Let’s take a sensible look at that. There is no way on this earth (or probably any potential parallel ones either) that Publicis and WPP will stay away from Cannes for any length of time. It is now as much a part of their calendar and culture as the annual furore over how much Sir Martin Sorrell is remunerated for his role.

While we are on the subject of Sir Martin: well done to him. He sat down in front of the assembled media and announced that he has to think about things. That to me seems like he is doing exactly what any of his group’s agencies would do with any other supplier, inciting a little fear to drive down prices and save money for not just himself but possibly many others in the industry too.
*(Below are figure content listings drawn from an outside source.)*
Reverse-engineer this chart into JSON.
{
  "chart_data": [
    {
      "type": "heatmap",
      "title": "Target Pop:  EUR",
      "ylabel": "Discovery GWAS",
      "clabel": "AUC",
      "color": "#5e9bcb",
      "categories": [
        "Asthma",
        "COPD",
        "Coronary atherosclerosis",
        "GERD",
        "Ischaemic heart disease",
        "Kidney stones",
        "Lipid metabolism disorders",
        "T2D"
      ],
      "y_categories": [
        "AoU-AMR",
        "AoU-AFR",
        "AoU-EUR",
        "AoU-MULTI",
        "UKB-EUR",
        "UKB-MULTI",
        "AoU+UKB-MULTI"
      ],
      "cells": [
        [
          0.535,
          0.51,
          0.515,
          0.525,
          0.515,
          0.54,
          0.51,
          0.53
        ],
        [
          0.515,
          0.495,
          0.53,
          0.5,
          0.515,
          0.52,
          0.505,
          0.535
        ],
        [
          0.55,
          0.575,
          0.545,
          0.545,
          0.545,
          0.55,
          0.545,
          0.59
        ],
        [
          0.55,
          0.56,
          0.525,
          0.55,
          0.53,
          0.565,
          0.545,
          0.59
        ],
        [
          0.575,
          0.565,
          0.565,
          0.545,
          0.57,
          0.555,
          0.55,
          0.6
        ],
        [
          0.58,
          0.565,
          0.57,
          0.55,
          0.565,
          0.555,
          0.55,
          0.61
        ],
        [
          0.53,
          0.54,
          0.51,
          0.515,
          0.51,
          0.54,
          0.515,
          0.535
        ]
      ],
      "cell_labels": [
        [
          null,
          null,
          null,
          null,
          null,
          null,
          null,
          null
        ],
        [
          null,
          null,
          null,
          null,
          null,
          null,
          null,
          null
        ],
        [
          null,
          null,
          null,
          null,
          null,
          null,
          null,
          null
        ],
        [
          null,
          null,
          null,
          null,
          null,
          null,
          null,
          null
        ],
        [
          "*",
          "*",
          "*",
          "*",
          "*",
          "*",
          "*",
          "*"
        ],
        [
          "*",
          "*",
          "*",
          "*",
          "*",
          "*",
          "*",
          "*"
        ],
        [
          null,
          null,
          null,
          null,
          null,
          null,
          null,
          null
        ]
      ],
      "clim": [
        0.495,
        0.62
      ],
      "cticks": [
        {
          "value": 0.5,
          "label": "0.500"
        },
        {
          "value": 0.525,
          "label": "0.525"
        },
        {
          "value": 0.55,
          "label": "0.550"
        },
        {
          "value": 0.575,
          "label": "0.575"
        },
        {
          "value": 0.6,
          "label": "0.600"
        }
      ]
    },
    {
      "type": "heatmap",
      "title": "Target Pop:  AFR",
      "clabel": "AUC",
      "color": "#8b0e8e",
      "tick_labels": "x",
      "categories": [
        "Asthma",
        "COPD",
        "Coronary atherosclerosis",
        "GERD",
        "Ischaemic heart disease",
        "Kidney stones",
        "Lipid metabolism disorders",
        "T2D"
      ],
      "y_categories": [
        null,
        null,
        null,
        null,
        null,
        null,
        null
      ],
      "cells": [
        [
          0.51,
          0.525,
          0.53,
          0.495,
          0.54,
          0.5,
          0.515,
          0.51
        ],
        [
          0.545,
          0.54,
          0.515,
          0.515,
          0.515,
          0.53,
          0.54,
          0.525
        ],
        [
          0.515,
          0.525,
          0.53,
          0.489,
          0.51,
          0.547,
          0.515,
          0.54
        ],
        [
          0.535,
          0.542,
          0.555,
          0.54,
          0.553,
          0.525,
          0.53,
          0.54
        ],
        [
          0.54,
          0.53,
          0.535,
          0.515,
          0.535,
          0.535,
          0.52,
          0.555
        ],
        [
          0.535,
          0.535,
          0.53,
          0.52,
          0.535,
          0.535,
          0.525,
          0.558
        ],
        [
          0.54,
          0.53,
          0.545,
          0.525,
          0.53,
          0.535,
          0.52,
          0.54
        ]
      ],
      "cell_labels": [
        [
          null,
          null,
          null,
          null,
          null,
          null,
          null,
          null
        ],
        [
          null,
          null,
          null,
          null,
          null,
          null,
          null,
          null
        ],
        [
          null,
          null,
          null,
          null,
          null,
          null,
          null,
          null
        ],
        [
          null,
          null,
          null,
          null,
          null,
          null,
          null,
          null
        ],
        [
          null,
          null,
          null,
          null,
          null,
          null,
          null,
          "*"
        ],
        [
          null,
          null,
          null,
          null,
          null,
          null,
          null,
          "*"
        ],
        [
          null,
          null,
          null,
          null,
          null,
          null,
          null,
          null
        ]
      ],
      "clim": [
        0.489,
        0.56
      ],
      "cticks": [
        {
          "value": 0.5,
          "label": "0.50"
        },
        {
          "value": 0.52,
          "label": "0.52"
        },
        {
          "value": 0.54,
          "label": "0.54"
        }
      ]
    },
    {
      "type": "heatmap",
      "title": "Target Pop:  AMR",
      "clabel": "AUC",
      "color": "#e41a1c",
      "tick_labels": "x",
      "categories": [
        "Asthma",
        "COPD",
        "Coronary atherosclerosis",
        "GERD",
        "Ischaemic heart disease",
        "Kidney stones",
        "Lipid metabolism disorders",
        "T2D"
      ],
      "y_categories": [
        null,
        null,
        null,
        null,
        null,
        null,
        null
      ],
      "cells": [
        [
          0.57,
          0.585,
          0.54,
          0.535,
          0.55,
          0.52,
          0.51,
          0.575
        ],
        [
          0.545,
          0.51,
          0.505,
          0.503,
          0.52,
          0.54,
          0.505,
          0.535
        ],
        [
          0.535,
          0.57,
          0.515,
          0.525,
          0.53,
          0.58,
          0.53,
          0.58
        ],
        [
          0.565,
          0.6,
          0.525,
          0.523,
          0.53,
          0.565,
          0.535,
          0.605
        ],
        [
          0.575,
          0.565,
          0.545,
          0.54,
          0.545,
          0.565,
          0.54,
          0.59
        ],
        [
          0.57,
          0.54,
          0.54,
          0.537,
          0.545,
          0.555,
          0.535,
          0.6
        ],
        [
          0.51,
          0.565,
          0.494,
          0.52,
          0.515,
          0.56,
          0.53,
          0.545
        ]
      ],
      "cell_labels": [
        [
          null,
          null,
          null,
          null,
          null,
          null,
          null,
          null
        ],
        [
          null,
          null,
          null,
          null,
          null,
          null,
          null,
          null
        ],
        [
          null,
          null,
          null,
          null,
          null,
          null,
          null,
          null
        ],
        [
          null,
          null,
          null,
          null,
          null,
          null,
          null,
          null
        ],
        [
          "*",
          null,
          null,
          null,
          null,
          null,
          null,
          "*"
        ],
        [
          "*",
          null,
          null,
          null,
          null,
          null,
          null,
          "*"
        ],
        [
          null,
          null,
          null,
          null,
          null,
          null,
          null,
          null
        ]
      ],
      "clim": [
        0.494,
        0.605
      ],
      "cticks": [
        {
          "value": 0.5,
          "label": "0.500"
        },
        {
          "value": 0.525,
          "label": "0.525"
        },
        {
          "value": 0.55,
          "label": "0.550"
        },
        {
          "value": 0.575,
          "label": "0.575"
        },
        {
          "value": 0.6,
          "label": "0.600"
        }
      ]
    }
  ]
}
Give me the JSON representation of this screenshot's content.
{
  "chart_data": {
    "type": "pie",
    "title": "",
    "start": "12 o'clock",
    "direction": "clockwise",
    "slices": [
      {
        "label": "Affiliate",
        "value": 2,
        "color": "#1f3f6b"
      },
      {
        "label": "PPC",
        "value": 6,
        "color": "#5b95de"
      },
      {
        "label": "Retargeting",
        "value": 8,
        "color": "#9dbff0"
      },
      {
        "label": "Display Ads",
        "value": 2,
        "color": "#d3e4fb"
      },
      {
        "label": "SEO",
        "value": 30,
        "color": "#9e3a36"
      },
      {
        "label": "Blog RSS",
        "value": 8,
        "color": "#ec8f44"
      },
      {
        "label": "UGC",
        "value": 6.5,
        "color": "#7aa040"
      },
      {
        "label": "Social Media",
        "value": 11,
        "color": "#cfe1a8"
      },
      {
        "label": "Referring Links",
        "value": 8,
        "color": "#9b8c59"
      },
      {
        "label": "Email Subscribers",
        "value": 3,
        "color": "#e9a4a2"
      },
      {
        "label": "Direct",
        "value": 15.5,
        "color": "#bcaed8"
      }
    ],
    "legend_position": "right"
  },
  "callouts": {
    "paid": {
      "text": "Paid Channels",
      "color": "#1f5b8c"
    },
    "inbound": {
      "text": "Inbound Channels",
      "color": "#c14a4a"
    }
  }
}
WPP could easily send fewer people – reportedly this year it was under 500 – or enter fewer awards without losing its presence at the event. Sorrell, after all, will always have an invite to speak on someone’s platform. My big question is, where will those savings then go?

Will they trickle down to the clients? Will they be reinvested in building a more internally collaborative network? Will they benefit the many hardworking low-level staff who help to keep these massive ships afloat? Or will they simply go into profits which then feed the bonuses and salaries of the top-level execs who will no doubt be seen sunning themselves before their panel appearances in 2018?

Coming back to Publicis, its decision to invest in its AI Platform – the fantastically named Marcel – is a positive sign that time out of the Festival of Creativity will give the group’s agencies room to be truly creative.

If we are to see an agency retreat from Cannes and the like, then it could be interesting to see them use that money, time and energy to be innovative, throwing themselves into a world of invention and creativity.
The average network budget for Cannes could instead fund some fantastic, world-changing research. I hope that Marcel is only the first step down this path.

Looking around at the advertising and marketing industry as a whole, I think it’s safe to say that we are seeing a major shift. We’ve heard for years now about how tech companies are taking over and diluting the creative spirit of the Lions – but is that really a bad thing?

Evolution, diversification and then consolidation are inevitable. Tech companies are now giving way to consultancy firms, who are all too happy to snap up prime space along the Croisette. With the likes of Accenture, PwC, Adobe & Deloitte acquiring agencies and tech firms, the Lions will no doubt be around for a considerable time yet – longer than many of the companies who blow their budget on yachts, parties and UberCopter rides – but what kind of creativity it will be showcasing remains open to debate.

If next year proves to be another without any real news from Cannes, I suspect a shakeup in what constitutes creativity is on its way. I truly hope the result will be something new, wonderful and impactful, that comes out of nowhere to generate real excitement.

This year, though, the Festival seemed to lack anything vaguely fitting that description.